Paris Terror Attacks: Thousands on Dublin streets show defiance
6,000 march in Dublin Parisians tell of horror Muslims condemn Isil
United in solidarity and sadness, more than 6,000 French and Irish citizens thronged the centre of Dublin yesterday.
With the French tricolour draped across their shoulders they clutched flowers and candles, under the Spire on O'Connell Street in memory of the victims of the Paris attacks.
The march had been organised by Juliette Charton, 21, a French au pair from Paris who is living in Dublin.
"I organised this last night because it's difficult to be in a different country and to hear about your family and friends who are still in danger in Paris," said Juliette. "They're all very scared, they don't want to come out or be in the street."
With the words 'not afraid' painted across her cheeks, Suzan Bodin, 21 from the south of France held back tears as she said: "That's what the terrorists want, that we are afraid. They want us to become alone and just think about fear and not have peace or love, but I don't want to give them that. We are not afraid."
Archbishop of Dublin Diarmuid Martin condemned the Paris terrorist attacks as "an extraordinary example of brutal inhumanity" and called on political leaders to renew efforts to resolve the migrant crisis.
Archbishop Martin, who described the attacks as an "horrific example of what happens when religion is distorted for ideological reasons", said that church leaders must continue to fight against fundamentalism.
Hundreds of people turned out at Dublin's Pro-Cathedral yesterday, where the Archbishop opened a book of condolence and led a special Mass to pray for those who died and for loved ones left.
As French visitors arrived in Dublin Airport from Paris yesterday, they were defiant that terrorism would not destroy their way of life.
Parisian Pauline Soudanne described the horror that unfolded at le Petit Cambodge next to her flat in the trendy 10th district in Paris, when a terrorist brandishing a Kalashnikov opened fire at patrons enjoying a meal, killing 14 people.
Ms Soudanne, 29, was working at home, oblivious to the mayhem taking place outside, when a flood of texts lit up her phone from concerned friends who feared she was among those who had just been slaughtered at the popular Cambodian restaurant located just yards from her home.
It was the killers' first stop in a bloody rampage in the neighbouring 10th and 11th arrondissements that would leave dozens of innocent people out for an after-work drink or meal dead.
She ran outside to find utter carnage at the 'bobo' restaurant, popular with young, upmarket professionals who typically pack the small restaurant and outdoor patio overlooking Canal Saint Martin on Friday nights.
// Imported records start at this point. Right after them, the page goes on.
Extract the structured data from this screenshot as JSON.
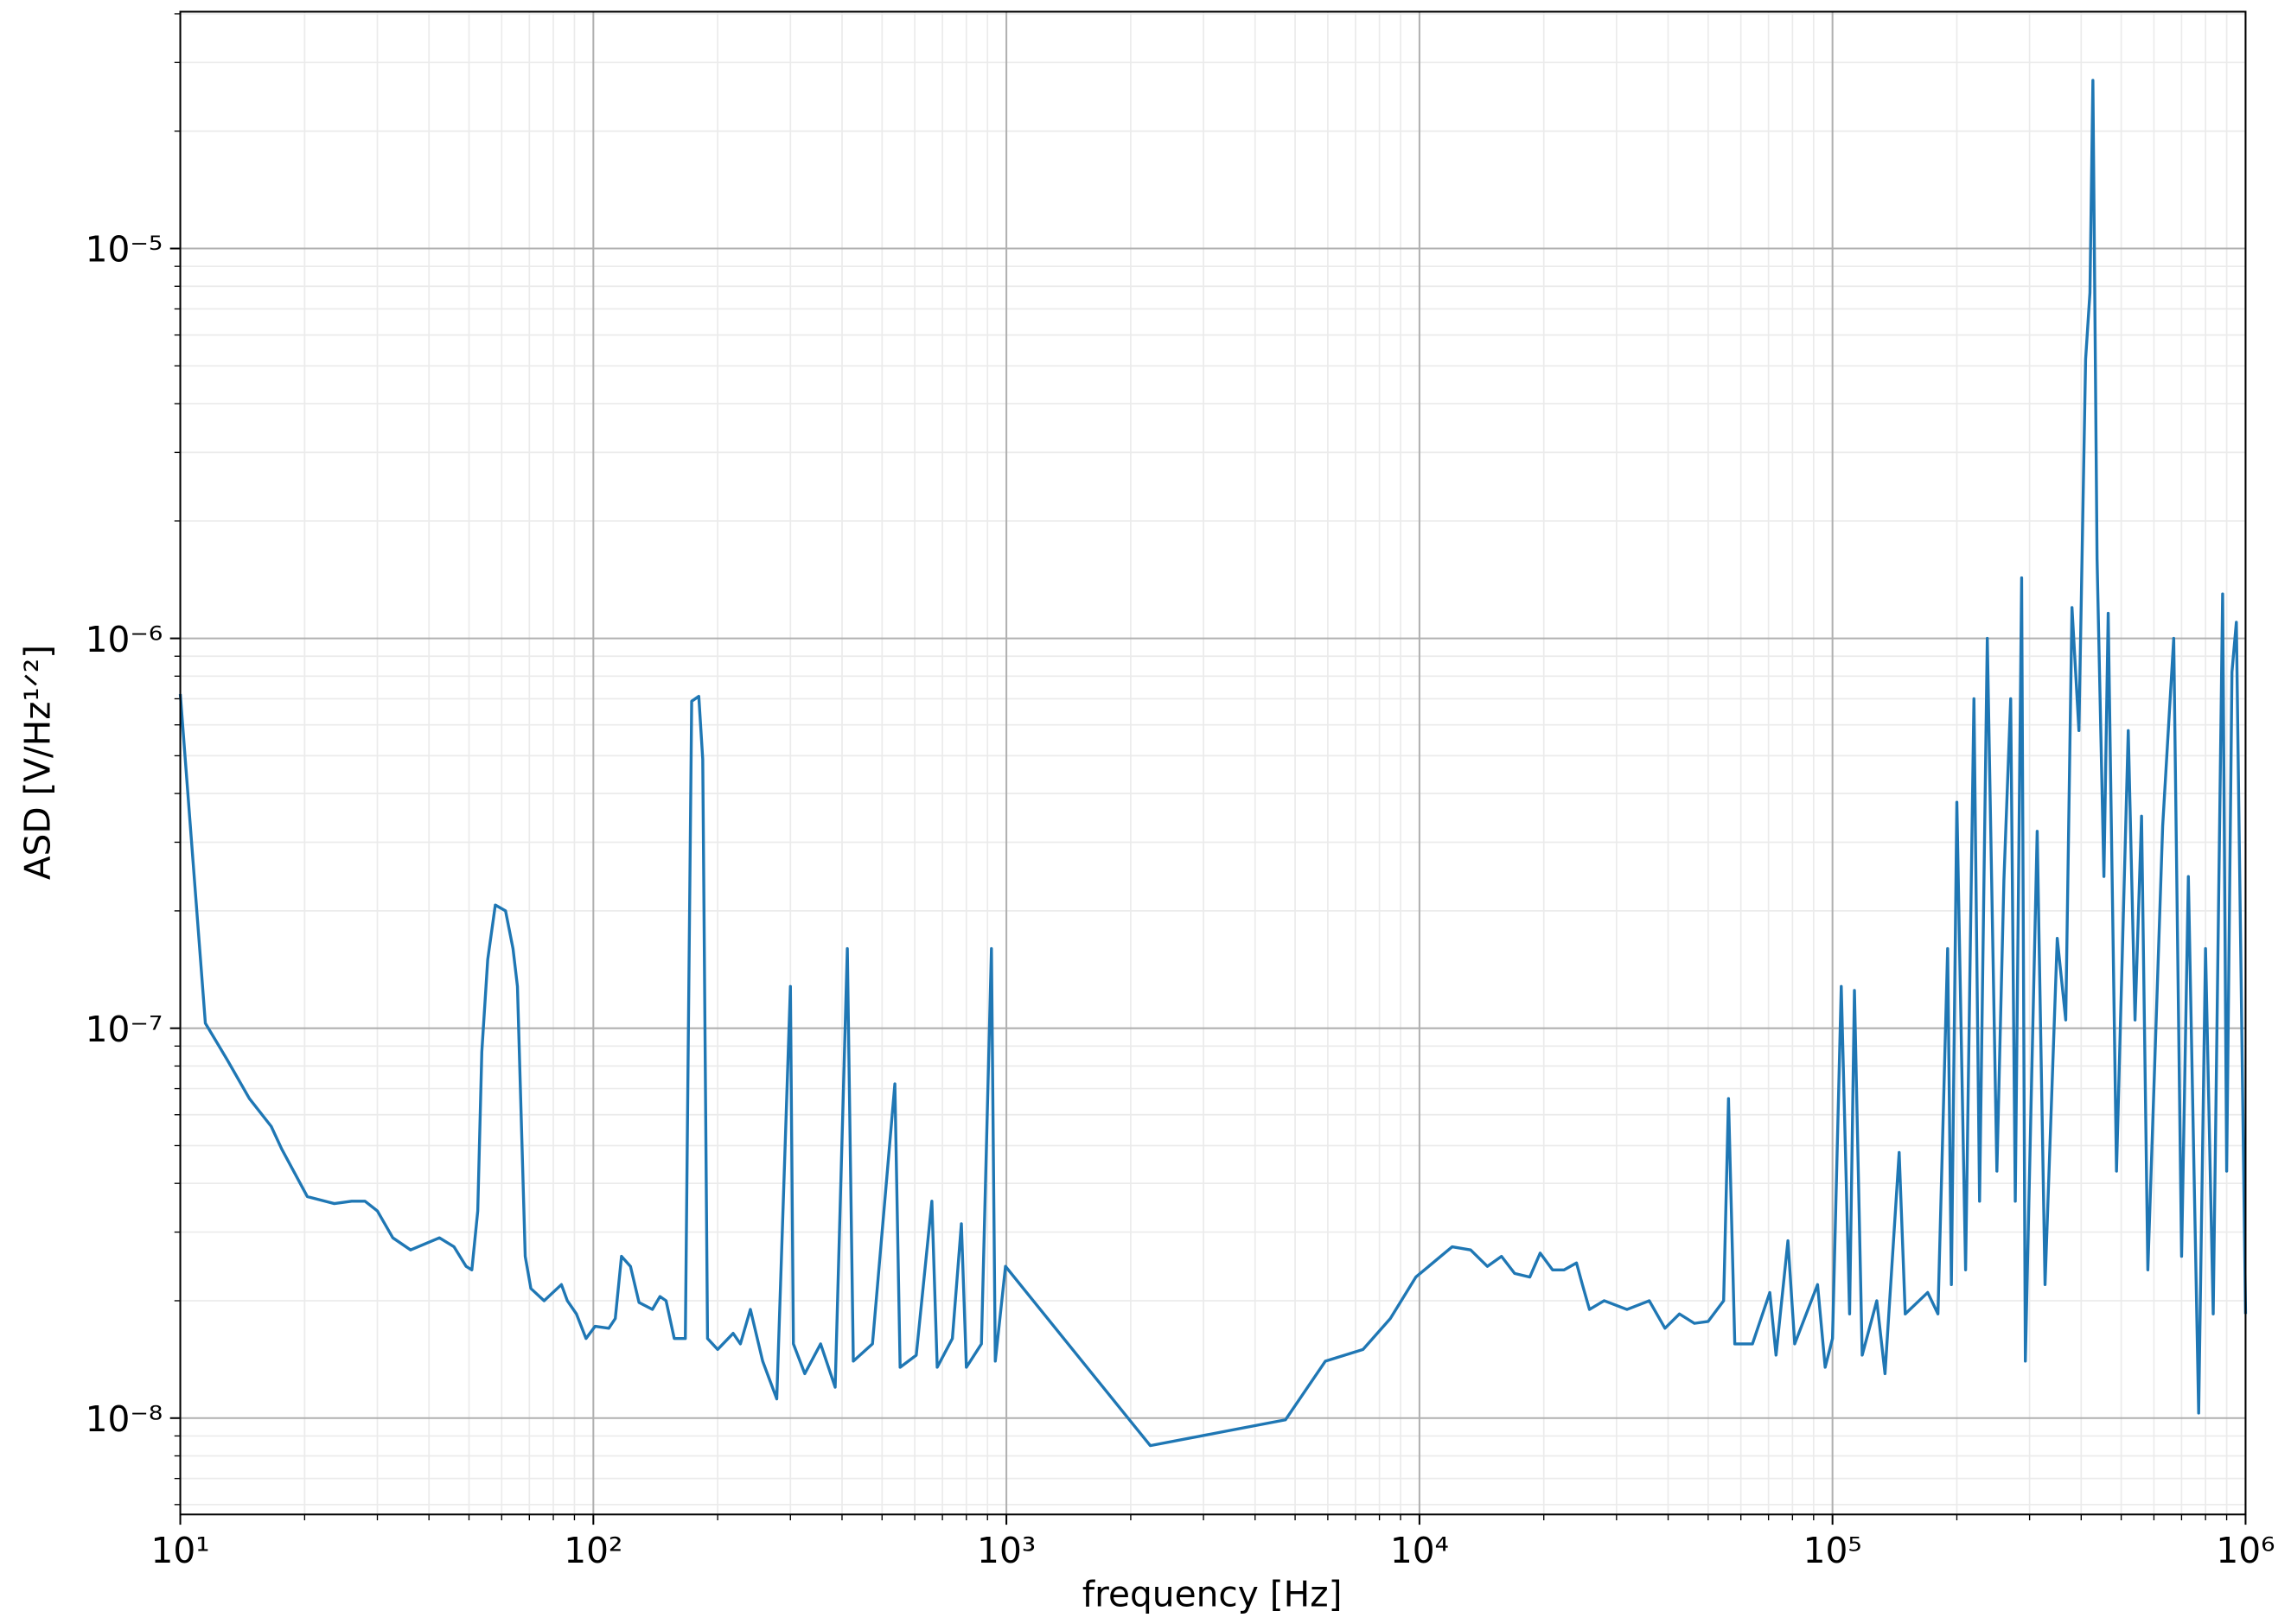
{
  "chart_data": {
    "type": "line",
    "x_label": "frequency [Hz]",
    "y_label": "ASD [V/Hz¹ᐟ²]",
    "xscale": "log",
    "yscale": "log",
    "grid": true,
    "minor_grid": true,
    "xlim": [
      10,
      1000000
    ],
    "ylim": [
      5.66e-09,
      4.05e-05
    ],
    "xticks": [
      {
        "value": 10,
        "label": "10¹"
      },
      {
        "value": 100,
        "label": "10²"
      },
      {
        "value": 1000,
        "label": "10³"
      },
      {
        "value": 10000,
        "label": "10⁴"
      },
      {
        "value": 100000,
        "label": "10⁵"
      },
      {
        "value": 1000000,
        "label": "10⁶"
      }
    ],
    "yticks": [
      {
        "value": 1e-08,
        "label": "10⁻⁸"
      },
      {
        "value": 1e-07,
        "label": "10⁻⁷"
      },
      {
        "value": 1e-06,
        "label": "10⁻⁶"
      },
      {
        "value": 1e-05,
        "label": "10⁻⁵"
      }
    ],
    "series": [
      {
        "color": "#1f77b4",
        "x": [
          10,
          11.5,
          12.99,
          14.7,
          16.6,
          17.6,
          20.3,
          23.6,
          26,
          28,
          30,
          32.7,
          36.1,
          42.4,
          46,
          49.2,
          50.8,
          52.5,
          53.7,
          55.5,
          57.9,
          61.3,
          63.9,
          65.5,
          68.4,
          70.6,
          76,
          83.7,
          86.5,
          91,
          96,
          101,
          109,
          113,
          117,
          123,
          129,
          139,
          145,
          150,
          157,
          167,
          173,
          180,
          184,
          189,
          200,
          218,
          227,
          240,
          257,
          278,
          300,
          305,
          325,
          355,
          385,
          412,
          426,
          474,
          537,
          553,
          605,
          660,
          680,
          740,
          778,
          800,
          870,
          920,
          940,
          995,
          2230,
          4740,
          5920,
          7300,
          8500,
          9800,
          12000,
          13300,
          14600,
          15800,
          17000,
          18500,
          19600,
          21000,
          22400,
          24000,
          24800,
          25800,
          28000,
          31800,
          36000,
          39300,
          42600,
          46300,
          50000,
          54500,
          56000,
          58000,
          64000,
          70500,
          73000,
          78000,
          81000,
          92000,
          96000,
          100000,
          105000,
          110000,
          113000,
          118000,
          128000,
          134000,
          145000,
          150000,
          170000,
          180000,
          190000,
          194000,
          200000,
          210000,
          220000,
          227000,
          237000,
          250000,
          260000,
          270000,
          277000,
          287000,
          293000,
          313000,
          327000,
          350000,
          367000,
          380000,
          395000,
          410000,
          420000,
          427000,
          437000,
          454000,
          465000,
          487000,
          520000,
          540000,
          560000,
          580000,
          630000,
          670000,
          700000,
          727000,
          770000,
          800000,
          835000,
          880000,
          900000,
          927000,
          950000,
          1000000
        ],
        "values": [
          7.2e-07,
          1.03e-07,
          8.3e-08,
          6.6e-08,
          5.6e-08,
          4.9e-08,
          3.7e-08,
          3.55e-08,
          3.6e-08,
          3.6e-08,
          3.4e-08,
          2.9e-08,
          2.7e-08,
          2.9e-08,
          2.75e-08,
          2.45e-08,
          2.4e-08,
          3.4e-08,
          8.7e-08,
          1.5e-07,
          2.07e-07,
          2e-07,
          1.6e-07,
          1.28e-07,
          2.6e-08,
          2.15e-08,
          2e-08,
          2.2e-08,
          2e-08,
          1.85e-08,
          1.6e-08,
          1.72e-08,
          1.7e-08,
          1.8e-08,
          2.6e-08,
          2.45e-08,
          1.98e-08,
          1.9e-08,
          2.05e-08,
          2e-08,
          1.6e-08,
          1.6e-08,
          6.9e-07,
          7.1e-07,
          4.9e-07,
          1.6e-08,
          1.5e-08,
          1.65e-08,
          1.55e-08,
          1.9e-08,
          1.4e-08,
          1.12e-08,
          1.28e-07,
          1.55e-08,
          1.3e-08,
          1.55e-08,
          1.2e-08,
          1.6e-07,
          1.4e-08,
          1.55e-08,
          7.2e-08,
          1.35e-08,
          1.45e-08,
          3.6e-08,
          1.35e-08,
          1.6e-08,
          3.15e-08,
          1.35e-08,
          1.55e-08,
          1.6e-07,
          1.4e-08,
          2.45e-08,
          8.5e-09,
          9.9e-09,
          1.4e-08,
          1.5e-08,
          1.8e-08,
          2.3e-08,
          2.75e-08,
          2.7e-08,
          2.45e-08,
          2.6e-08,
          2.35e-08,
          2.3e-08,
          2.65e-08,
          2.4e-08,
          2.4e-08,
          2.5e-08,
          2.2e-08,
          1.9e-08,
          2e-08,
          1.9e-08,
          2e-08,
          1.7e-08,
          1.85e-08,
          1.75e-08,
          1.77e-08,
          2e-08,
          6.6e-08,
          1.55e-08,
          1.55e-08,
          2.1e-08,
          1.45e-08,
          2.85e-08,
          1.55e-08,
          2.2e-08,
          1.35e-08,
          1.6e-08,
          1.28e-07,
          1.85e-08,
          1.25e-07,
          1.45e-08,
          2e-08,
          1.3e-08,
          4.8e-08,
          1.85e-08,
          2.1e-08,
          1.85e-08,
          1.6e-07,
          2.2e-08,
          3.8e-07,
          2.4e-08,
          7e-07,
          3.6e-08,
          1e-06,
          4.3e-08,
          2.4e-07,
          7e-07,
          3.6e-08,
          1.43e-06,
          1.4e-08,
          3.2e-07,
          2.2e-08,
          1.7e-07,
          1.05e-07,
          1.2e-06,
          5.8e-07,
          5.2e-06,
          7.7e-06,
          2.7e-05,
          1.6e-06,
          2.45e-07,
          1.16e-06,
          4.3e-08,
          5.8e-07,
          1.05e-07,
          3.5e-07,
          2.4e-08,
          3.3e-07,
          1e-06,
          2.6e-08,
          2.45e-07,
          1.03e-08,
          1.6e-07,
          1.85e-08,
          1.3e-06,
          4.3e-08,
          8.2e-07,
          1.1e-06,
          1.85e-08
        ]
      }
    ]
  }
}
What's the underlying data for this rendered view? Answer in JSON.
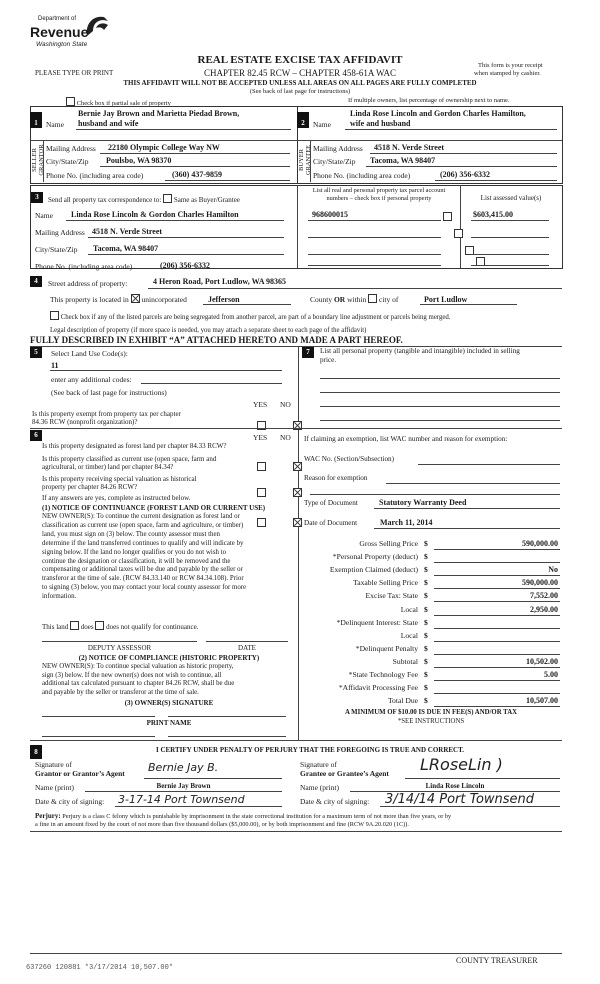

Except this was just like a scene from a warzone, she told the Sunday Independent.
"I don't know war, but I think it's something like this," she said. "All night long, there was lots of noise, lots of policemen, a huge tension on the street."
But other French citizens who arrived on flights from Paris at Dublin Airport yesterday said they were still shaken from the horror they had fled less than 24 hours earlier.
Nicolas Jenneau, 25, who lives just outside Paris, said the atmosphere in the capital was surreal as news of the atrocities began to sink in yesterday.
"It was very strange. Everyone is shocked and afraid," he said. But despite the state of emergency, people were still going about their lives, even as Paris remained eerily quiet and in lockdown mode.
"All activities are off. Everything is closed," said Mr Jenneau.
Other travellers spoke of extremely tight security and tension at both Beauvais and Charles de Gaulle airports. About 50 passengers who were due to fly to Dublin on an Aer Lingus flight from Charles de Gaulle yesterday morning reportedly didn't make the flight, possibly out of fear of further attacks, an airport source told the Sunday Independent.
Some Paris-bound passengers also changed their plans at the last minute out of fear of further attacks.
The Department of Foreign Affairs, meanwhile, is urging Irish citizens in Paris to exercise extreme caution in the days to come, following the Islamist attacks.
The French ambassador to Ireland has welcomed the enormous solidarity expressed by the Irish people in the wake of the terrorist attacks on Paris.
Jean-Pierre Thébault said messages of support had been flooding in since the devastating atrocities unfolded in the French capital on Friday night.
The Ambassador said he was at the Abbey Theatre on Friday night when he got a call from a member of his family who lives beside the Bataclan.
"It was very early, before it had been on the news, and he said that there had been a horrendous attack just beside and he saw bodies, he heard noises, automatic guns.
"So this is what announced it for us. Very quickly the news spread,"
Muslim leaders in Ireland have condemned the Paris terror attacks as an insult to Islam and Irish Muslim communities are standing in solidarity with the victims and their families.
However, concerns over a rise in 'Islamophobia' following the six co-ordinated gun attacks and suicide bombings that killed 128 people and seriously wounded 352 others, have emerged.
Trinity College's Dr Ali Selim, one of the most senior Muslim clerics in Ireland said: "I definitely condemn what happened and classify it as an atrocity that cannot be justified under any circumstances."